NURSUNA MEMECAN: “Liderin sözünün üstüne söz mü söylenirmiş” anlayışının pekiştiği bir ortamda “kürtaj yasaklanmamalı” açıklamasını yapan AK Parti Milletvekili Nursuna Memecan...
KEMAL KILIÇDAROĞLU: Şair Abdurrahim Karakoç’un cenaze namazına katılarak dünya görüşü farklılığını, ülkenin değerine saygı göstermeye engel olmadığını gösteren CHP Lideri Kemal Kılıçdaroğlu...

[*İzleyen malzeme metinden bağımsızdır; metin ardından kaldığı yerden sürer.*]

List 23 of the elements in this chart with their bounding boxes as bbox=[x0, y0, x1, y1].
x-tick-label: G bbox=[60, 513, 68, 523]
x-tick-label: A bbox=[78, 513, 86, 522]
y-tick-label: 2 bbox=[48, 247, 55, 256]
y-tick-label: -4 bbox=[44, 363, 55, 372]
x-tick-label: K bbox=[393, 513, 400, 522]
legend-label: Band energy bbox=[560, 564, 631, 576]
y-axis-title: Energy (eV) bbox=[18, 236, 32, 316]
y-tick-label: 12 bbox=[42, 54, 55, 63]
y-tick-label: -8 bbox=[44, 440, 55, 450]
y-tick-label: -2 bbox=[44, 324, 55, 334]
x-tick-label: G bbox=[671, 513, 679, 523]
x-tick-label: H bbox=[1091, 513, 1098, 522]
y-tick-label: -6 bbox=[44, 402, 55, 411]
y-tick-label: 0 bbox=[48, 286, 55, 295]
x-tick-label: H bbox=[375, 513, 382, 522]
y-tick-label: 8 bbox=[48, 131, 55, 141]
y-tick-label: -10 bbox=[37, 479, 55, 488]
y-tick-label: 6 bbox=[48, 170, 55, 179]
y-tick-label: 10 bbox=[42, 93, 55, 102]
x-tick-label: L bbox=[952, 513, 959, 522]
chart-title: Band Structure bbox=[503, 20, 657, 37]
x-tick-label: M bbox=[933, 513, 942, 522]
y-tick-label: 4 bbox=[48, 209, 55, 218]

TAKVİM GAZETESİ: Kategorik olarak “yandaş gazeteler” arasında sayılmasına karşın “pankart açan gençlere verilen ceza” konusunda dün manşetinden şahane bir tepki gösteren Takvim gazetesi...
- Bakalım ilk önce şu cümleleri kimden işiteceğiz: “Arena’yı doldurmak marifet değilmiş, bakın Madonna da doldurdu, üstelik epey tuzlu bilet parası karşılığında...”
- “Madonna konserine gidilirken ne giyilir” başlıklı birkaç yazı okumuştum. Hepsinin ortak vurgusu şunaydı: “Rahat olun, kasmayın”. Klasik müzik konserine gider gibi giyinmiş erkekleri, ince topuklu ayakkabılarıyla stada girmeye çalışan kadınları görünce “demek ki herkes okumamış o yazıları” dedim.
- Sanatçılar yoğun ilgi göstermiş konsere... Ben sadece Ebru Gündeş’i gördüm. Uzaktan selamlaştık kendisiyle... Ha bir de Meltem Cumbul’u gördüm... Yüz hatlarına “yurtta barış/dünyada barış” ifadesi yayılmıştı.
- Madonna’dan “politik bir mesaj” bekleniyordu. Hiç değilse “benim bedenim/benim kararım” türü bir çıkış... Yakışırdı da kendisine... Fakat heyhat... Hadi “aşırı laik” bir çıkış yapayım: “Korku imparatorluğu” onu da mı sarmış ne!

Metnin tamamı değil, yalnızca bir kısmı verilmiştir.